A plastic layer 14, formed by injection molding, forms the heel and
shank of the protective layer and during the molding process bonds
the insole board 12 to one face, and a liner 16 to the opposite
face, of the plastic over the heel 10c and shank 10b portions of
the insole 10. The plastic should have a high impact strength, but
must be sufficiently flexible to prevent breaking or shattering due
to constant flexing.
The preferred plastic is a polyamide with an Izod Impact Strength
ranging from approximately 16.8 ft-lb/in to 20.6 ft-lb/in at
73.degree. F. and from 2.1 ft-lb/in to 2.7 ft-lb/in at -40.degree.
F. for a thickness of 0.125 inches; and a flexural stress ranging
from approximately 10,400 lb/in.sup.2 to 12,800 lb/in.sup.2 as
molded and from approximately 3,250 lb/in.sup.2 to 3,950
lb/in.sup.2 conditioned. An example of such a plastic is BAYER
DURATHAN BC402 (Trademark), which has an Izod Impact Strength of
18.7 ft-lb/in at 73.degree. F. and 2.4 ft-lb/in at -40.degree. F.
for a thickness of 0.125 inches and a flexural stress of 11,600
lb/in.sup.2 as molded and 3,600 lb/in.sup.2 conditioned. A 1/8 inch
thickness of this material will pass the Canadian Standards
Association Z195 Protective Sole Test (March 1984, Section
4.2.1).
A protective forepart plate 18 congruent with the forepart 10a of
the insole 10, composed of stainless steel ranging in thickness
from 0.020 to 0.028 inches, and preferably 0.024 inches, is
anchored to the plastic layer 14 during the molding process at
locking holes 20. The plastic 14 preferably overlaps both the top
and bottom faces of the forepart plate 18 along its rear margin for
maximum strength, tapering down forwardly of the locking holes 20,
as shown in FIG. 3. The junction between the shank and the forepart
plate 18 (shown in phantom lines in FIG. 1) should be located in
the region of greatest flexure, i.e. slightly forwardly of the ball
of the foot, so that the plastic layer 14 absorbs most of the
stress due to flexing of the sole in use.
To produce the embodiment illustrated in FIGS. 1-3, the insole
board 12, forepart plate 18 and liner 16 are positioned in a mold
30, as illustrated in FIG. 6, and molten plastic is injected
through an injection port 34 in the mold 30 and thus through an
injection port 21 located through the heel portion of the insole
board 12. The forepart plate 18 includes holes 19 for locator pins
(not shown) on the mold 30, to anchor it during the molding
process.
The molten plastic forces the insole board 12 and liner 16 apart,
and thus fills a clearance of the desired thickness between the
insole board 12 and liner 16, determined by the configuration of
the mold 30, throughout the heel 10c and shank 10b regions and
extending to a nip 32 impinging on the forepart plate 18 slightly
forwardly of the locking holes 20. A generally uniform thickness
ranging from 1/8 to 3/16 inches is preferred, tapering down toward
the nip 32 as best illustrated in FIG. 3.

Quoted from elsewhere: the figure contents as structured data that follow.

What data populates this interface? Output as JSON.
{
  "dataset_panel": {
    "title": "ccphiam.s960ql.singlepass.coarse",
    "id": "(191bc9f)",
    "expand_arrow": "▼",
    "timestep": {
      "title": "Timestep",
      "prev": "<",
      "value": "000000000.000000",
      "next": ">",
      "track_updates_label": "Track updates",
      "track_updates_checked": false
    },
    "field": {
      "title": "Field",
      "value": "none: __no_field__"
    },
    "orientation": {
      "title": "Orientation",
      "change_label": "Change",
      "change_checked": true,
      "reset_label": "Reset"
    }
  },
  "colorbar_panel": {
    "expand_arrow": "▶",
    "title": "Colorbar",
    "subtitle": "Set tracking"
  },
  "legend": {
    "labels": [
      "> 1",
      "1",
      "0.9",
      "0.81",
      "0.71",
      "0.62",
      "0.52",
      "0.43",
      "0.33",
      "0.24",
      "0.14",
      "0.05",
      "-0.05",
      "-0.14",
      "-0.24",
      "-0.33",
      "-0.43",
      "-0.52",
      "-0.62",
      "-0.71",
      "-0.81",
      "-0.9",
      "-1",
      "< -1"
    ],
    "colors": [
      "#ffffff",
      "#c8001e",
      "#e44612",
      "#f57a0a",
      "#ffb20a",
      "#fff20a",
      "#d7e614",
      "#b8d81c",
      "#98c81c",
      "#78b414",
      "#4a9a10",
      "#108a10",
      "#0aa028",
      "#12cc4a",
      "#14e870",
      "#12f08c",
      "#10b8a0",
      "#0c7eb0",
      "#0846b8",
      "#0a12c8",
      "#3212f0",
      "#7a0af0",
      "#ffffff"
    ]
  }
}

The insole board 12 and liner 16 adhere to the molten plastic as it
hardens The plastic also flows through the locking holes 20 in the
steel forepart plate 18, and preferably overlaps both faces along
the rear margin of the plate 18, thus anchoring the forepart plate
18 to the shank portion 10b of the protective plastic layer 14. The
steel forepart plate 18 may also be tacked to the outsole for
additional strength, as illustrated at 40 in FIG. 7.
A second preferred embodiment of the invention is illustrated in
FIGS. 4 and 5, in which the forepart plate 18 is omitted and the
molten plastic is injected throughout not only the heel 10c and
shank 10b but also the forepart region 10a of the insole, forming a
unitary protective plastic layer 22 extending throughout the entire
insole 10. Preferably the forepart region 10a of the plastic layer
22 is relatively thinner than the heel 10c and shank 10b regions,
ranging in thickness from 3/32 to 1/8 inches, to allow for greater
flexibility at the critical region near the ball of the foot. This
relative thickness is also determined by the configuration of the
mold 30, which is similar to that used for the first embodiment but
without the locator pins and the nip 32.
The plastic layer 22 may be reinforced with a fabric mesh 24 such
as ballistic nylon, as illustrated in FIGS. 4 and 5, cut to the
desired shape, by introducing the mesh 24 into the mold 30 between
the insole board 12 and liner 16 prior to injection of plastic. The
porosity of the mesh 24 permits the molten plastic to flow through
to the liner 16 during the injection molding process.
When embedded in the hardened plastic 22 the mesh 24 facilitates
resistance to penetration by sharp objects because the plastic 22
prevents displacement of the threads of the mesh 24. The mesh 24
also provides flexible reinforcement for the plastic 22 to assist
in preventing cracking and separation.
Both preferred embodiments of the integral protective insole 10 may
be bonded to the outsole by conventional means, such as tacking or
cementing, and the upper may be subsequently attached by
conventional means.
The foregoing description of the invention describes preferred
embodiments only. Modifications and adaptations of the invention
will be obvious to those skilled in the art, and all such
modifications and adaptations as fall within the scope of the
claims are intended to be included in this invention.
* * * * *